Hawaii Dairy Farms withdraws FEIS from state consideration

MAHA’ULEPU — Hawaii Dairy Farms took a step back in its plan to put a dairy on Kauai by withdrawing its Final Environmental Impact Statement from state consideration on Tuesday.

That’s the more than 2,600-page document that analyzes the effects the planned minimum 699-cow dairy could have on the environment surrounding the 557-acre site in Kauai’s Maha’ulepu Valley.

“Hawaii Dairy Farms decided to withdraw its final environmental impact statement from consideration by the Department of Health to allow time to provide additional responses to comments per the new guidance received regarding the Office of Environmental Quality Control’s interpretation of the administrative rules,” said Amy Hennessey, spokeswoman for Hawaii Dairy Farms in a release Tuesday.

HDF also is also withdrawing it’s National Pollutant Discharge Elimination System Stormwater Construction Permit application and will resubmit it when the EIS determination process has been completed, Hennessey said.

Opponents of the dairy plan, however, see the move as a chance to stop the dairy’s construction and hope that it will prompt HDF owner Pierre Omidyar and his staff to meet with them on Kauai.

“We hope that they will meet with us and receive our information and extensive research data directly before proceeding further with a project that significantly threatens our water, fresh and ocean, our health, our economy and our daily life style,” said Bridget Hammerquist, president of Friends of Maha’ulepu.

The withdrawal puts the HDF’s project on pause because in order to get a new FEIS approved by the state’s Department of Health, HDF may have to restart the two-year process.

But, DOH is acting as the receiving entity for the first time, so the process is still being worked out.

“It’s too early at this point for us to comment on the correct process, as this is the first time DOH is the receiving agency for an EIS,” said Janice Okubo, spokeswoman for DOH. “We need some time to determine the legal language before determining next steps.”

The language of Hawaii Administrative Rule 11-200-23, paragraph F is what’s on the table, which states:

“A proposing agency or applicant may withdraw an EIS by sending a letter to the office informing the office of the agency’s or applicant’s withdrawal. Subsequent resubmittal of the EIS shall meet all requirements for filing, distribution, publication, review, acceptance and notification as a new EIS.”

The Office of Environmental Quality Control is helping DOH sort out the details, according to Scott Glenn, director of the OEQC.

“The Department of Health is the decision maker on this, they’re the ones that have to be satisfied with the document,” Glenn said. “We’re an advisory body.”

The withdrawal comes just days after a Feb. 17 Office of Environmental Quality Control recommendation the Department of Health not accept the FEIS because some community environmental concerns weren’t fully answered.

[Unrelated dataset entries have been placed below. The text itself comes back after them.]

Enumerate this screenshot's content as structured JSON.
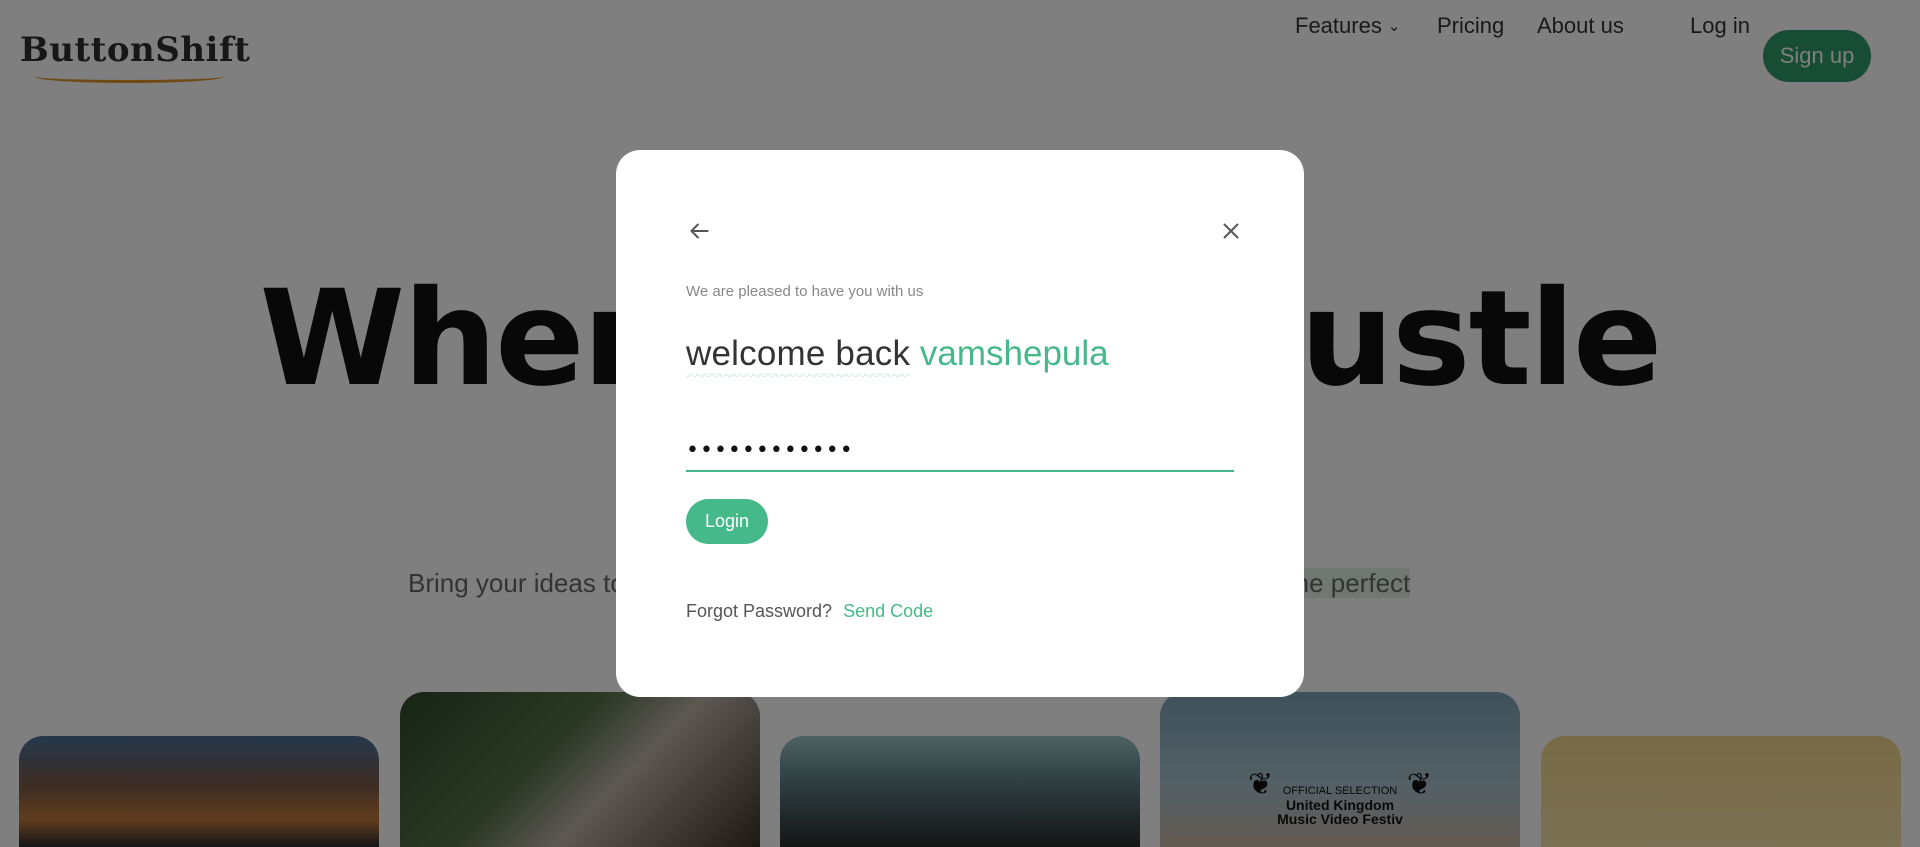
{
  "header": {
    "logo_text": "ButtonShift",
    "nav": {
      "features": "Features",
      "pricing": "Pricing",
      "about": "About us",
      "login": "Log in",
      "signup": "Sign up"
    }
  },
  "hero": {
    "title": "Where ideas hustle",
    "subtitle_start": "Bring your ideas to ",
    "subtitle_end": "ite with the perfect"
  },
  "gallery": {
    "card4_badge_top": "OFFICIAL SELECTION",
    "card4_badge_main": "United Kingdom",
    "card4_badge_sub": "Music Video Festiv"
  },
  "modal": {
    "tagline": "We are pleased to have you with us",
    "welcome_text": "welcome back",
    "username": "vamshepula",
    "password_value": "••••••••••••",
    "login_label": "Login",
    "forgot_label": "Forgot Password?",
    "send_code_label": "Send Code"
  },
  "colors": {
    "accent": "#45b98a",
    "signup_bg": "#2e9a68",
    "overlay": "rgba(0,0,0,0.5)"
  },
  "icons": {
    "back": "arrow-left-icon",
    "close": "close-icon",
    "features_chevron": "chevron-down-icon"
  }
}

DOH sent the document to OEQC for an opinion, because this is the first time DOH is the deciding agency in an FEIS.

OEQC recommended non-acceptance because HDF failed to respond to four main environmental concerns, including questions about mistakes in the documented history of the area as well as questions about run-off, water usage and land usage.

Just days before the recommendation was made to DOH, Hawaii Dairy Farms requested an eight-day extension of the 30-day deadline for DOH, making the deadline Feb 24.

Now that the FEIS has been pulled that deadline is moot, but Hennessey said the action doesn’t affect HDF’s goal of putting an industrial dairy in at Maha’ulepu.

“We are not giving up,” she said. “A new FEIS will be submitted when the consulting team feels it has been able to adequately respond to all comments per OEQC’s guidance.”